The Science -and Art- of Matchmaking: AI vs. Collaborative Filtering
The importance of Matchmaking can never be exaggerated in today’s connected world. Whether it is for recommending a new product to buy, a new video to watch, a book to read, or even some complete stranger to fall for!
Traditionally, matchmaking has been done by Collaborative Filtering techniques such as Matrix Factorisation.
In online shopping applications for instance, matrix factorisation transforms both items and users to the same latent space, which represents the underlying interactions between users and items. The intuition behind matrix factorisation is that the latent features represent how users rate items. Given the latent representations of the users and the items, we can then make predictions of how much the users will like items they have not yet rated (https://buildingrecommenders.wordpress.com/2015/11/18/overview-of-recommender-algorithms-part-2).
A notable limitation of Collaborative Filtering techniques is that they can’t generate accurate predictions for users that do not interact with products (i.e. by liking products or adding them to a wish list, etc.). The same is true for social media platforms when users do not connect with others. In this case, the matchmaking would be unable to generate connections of interest to the user.
The field of Natural Language Processing (NLP) has witnessed significant improvement in recent years, thanks to the massive amount of available data, coupled with increase in computing power and efficiency.
One challenge associated with NLP is data representation. The answer to this challenge is to use what is known as Vector Representation of Words, or Word2Vec for short. Word2Vec, as the name suggests, converts plain text into vectors. However, the usefulness of this algorithm is that similar words are placed near each other within the vector. The vectors can then be embedded with other data and fed into an AI model, perhaps an ANN to perform high quality prediction or classification. As an example, YouTube has recently replaced the Matrix Factorisation based recommender system by an Artificial Neural Network to predict watch time and also to avoid a phenomena known as “click-bait” (see https://research.google.com/pubs/pub45530.html).
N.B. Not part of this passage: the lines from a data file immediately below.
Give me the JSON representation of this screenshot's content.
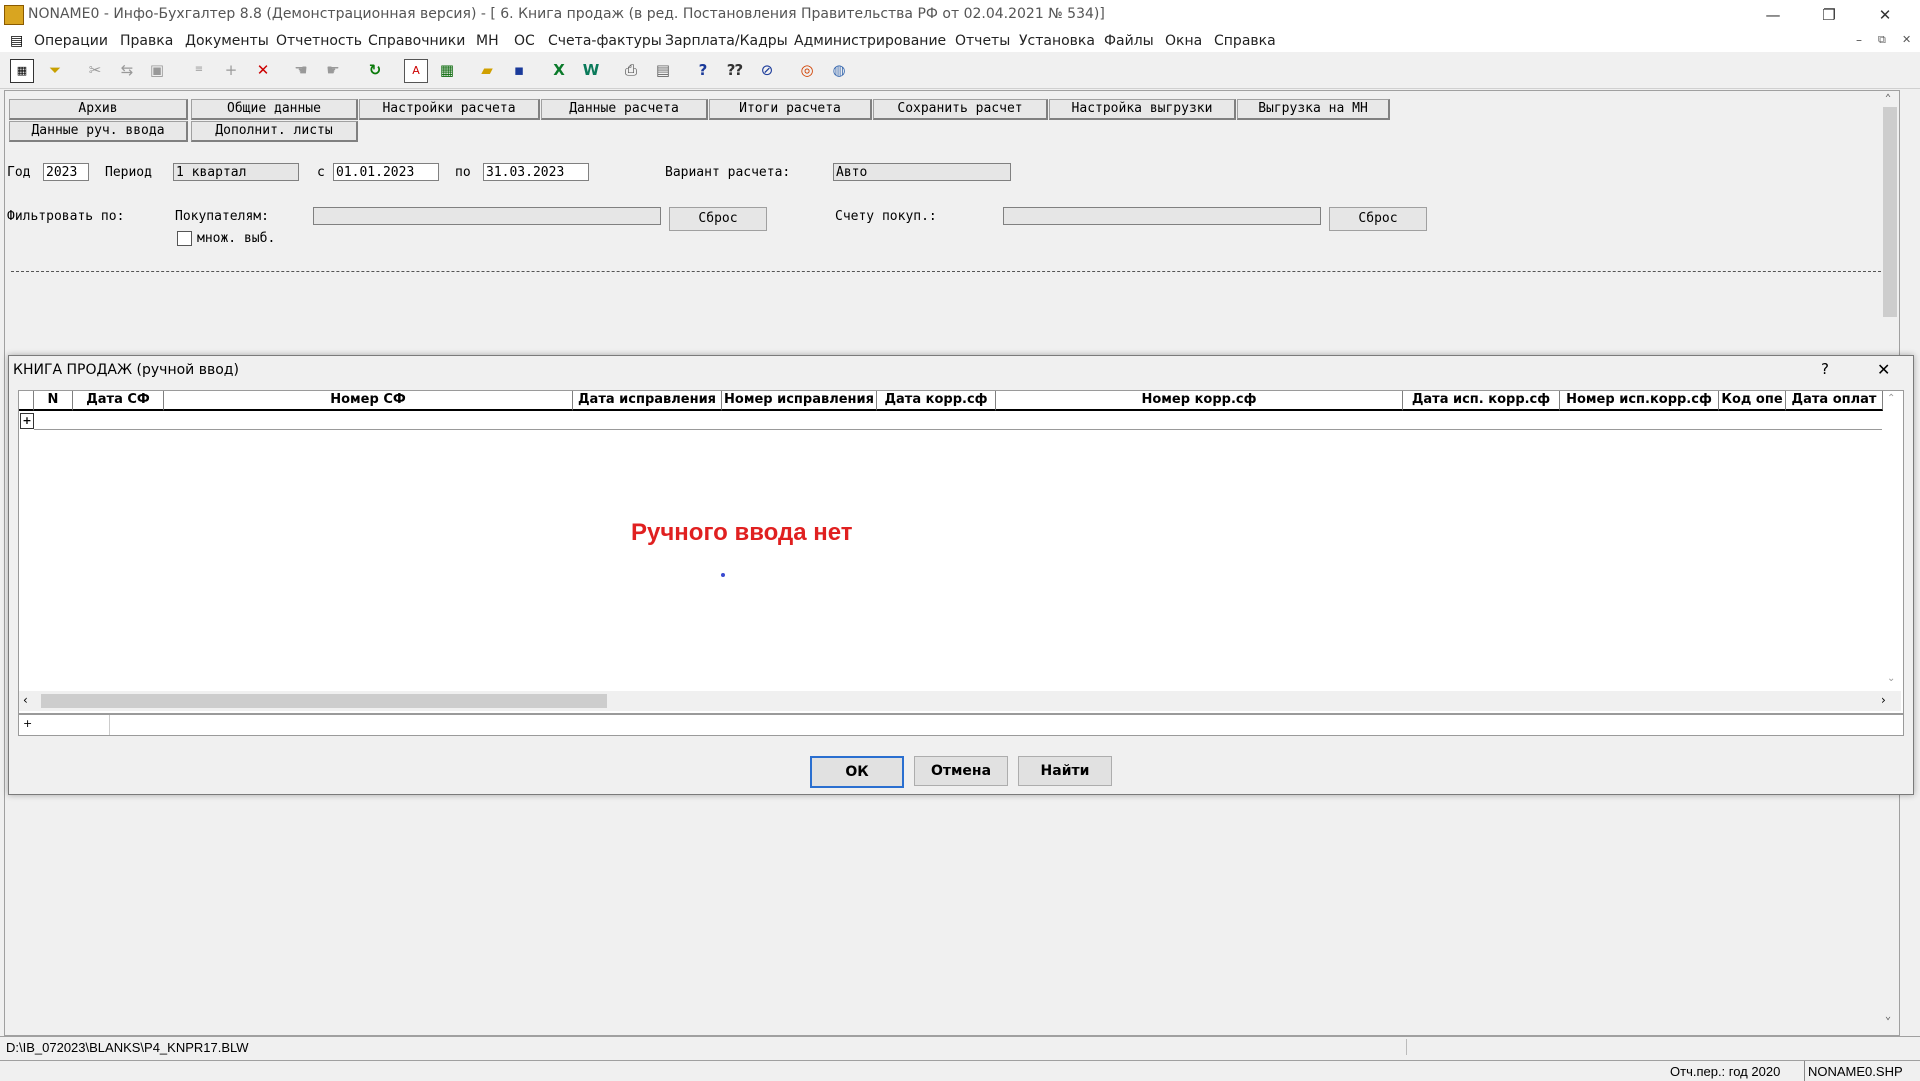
{
  "window": {
    "title": "NONAME0 - Инфо-Бухгалтер 8.8 (Демонстрационная версия) - [  6. Книга продаж (в ред. Постановления Правительства РФ от 02.04.2021 № 534)]",
    "minimize_glyph": "—",
    "restore_glyph": "❐",
    "close_glyph": "✕",
    "mdi_minimize_glyph": "–",
    "mdi_restore_glyph": "⧉",
    "mdi_close_glyph": "✕"
  },
  "menu": [
    "Операции",
    "Правка",
    "Документы",
    "Отчетность",
    "Справочники",
    "МН",
    "ОС",
    "Счета-фактуры",
    "Зарплата/Кадры",
    "Администрирование",
    "Отчеты",
    "Установка",
    "Файлы",
    "Окна",
    "Справка"
  ],
  "toolbar_icons": [
    "calculator-grid-icon",
    "filter-icon",
    "cut-icon",
    "move-icon",
    "paste-icon",
    "calc-icon",
    "add-icon",
    "delete-icon",
    "hand-icon",
    "hand-stop-icon",
    "refresh-icon",
    "pdf-icon",
    "spreadsheet-icon",
    "open-folder-icon",
    "save-icon",
    "excel-icon",
    "word-icon",
    "print-icon",
    "preview-icon",
    "help-icon",
    "context-help-icon",
    "compass-icon",
    "support-icon",
    "globe-icon"
  ],
  "tabs_row1": [
    "Архив",
    "Общие данные",
    "Настройки расчета",
    "Данные расчета",
    "Итоги расчета",
    "Сохранить расчет",
    "Настройка выгрузки",
    "Выгрузка на МН"
  ],
  "tabs_row2": [
    "Данные руч. ввода",
    "Дополнит. листы"
  ],
  "form": {
    "year_label": "Год",
    "year_value": "2023",
    "period_label": "Период",
    "period_value": "1 квартал",
    "from_label": "с",
    "from_value": "01.01.2023",
    "to_label": "по",
    "to_value": "31.03.2023",
    "variant_label": "Вариант расчета:",
    "variant_value": "Авто",
    "filter_label": "Фильтровать по:",
    "buyers_label": "Покупателям:",
    "buyers_value": "",
    "reset1": "Сброс",
    "account_label": "Счету покуп.:",
    "account_value": "",
    "reset2": "Сброс",
    "multi_label": "множ. выб."
  },
  "dialog": {
    "title": "КНИГА ПРОДАЖ (ручной ввод)",
    "help": "?",
    "close": "✕",
    "columns": [
      "N",
      "Дата СФ",
      "Номер СФ",
      "Дата исправления",
      "Номер исправления",
      "Дата корр.сф",
      "Номер корр.сф",
      "Дата исп. корр.сф",
      "Номер исп.корр.сф",
      "Код опе",
      "Дата оплат"
    ],
    "add_row": "+",
    "empty_message": "Ручного ввода нет",
    "empty_color": "#e02020",
    "footer_plus": "+",
    "ok": "ОК",
    "cancel": "Отмена",
    "find": "Найти"
  },
  "status": {
    "path": "D:\\IB_072023\\BLANKS\\P4_KNPR17.BLW",
    "period": "Отч.пер.: год 2020",
    "file": "NONAME0.SHP"
  }
}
Simple Solution to a Complex Problem
Well, not that simple but you get the point! I have been asked to propose a solution to connect users in a social media network based on vague criteria. Simply put, the criteria was unclear due to lack of quality training data. Most of the input data was in clear text (user profile, story, goal, etc.) making it even harder to analyse.
We proposed a two-fold solution:
1. Convert text data into vectors and embed with other numerical and categorical input data
2. Train a k-Means cluster to group users with similar profiles
And that’s it. Other users within the same cluster are presented as potential matches, sorted by Euclidean Distance. The proposed solution may not break any world record, but given the data (with lack of targets), supervised algorithm was not an option.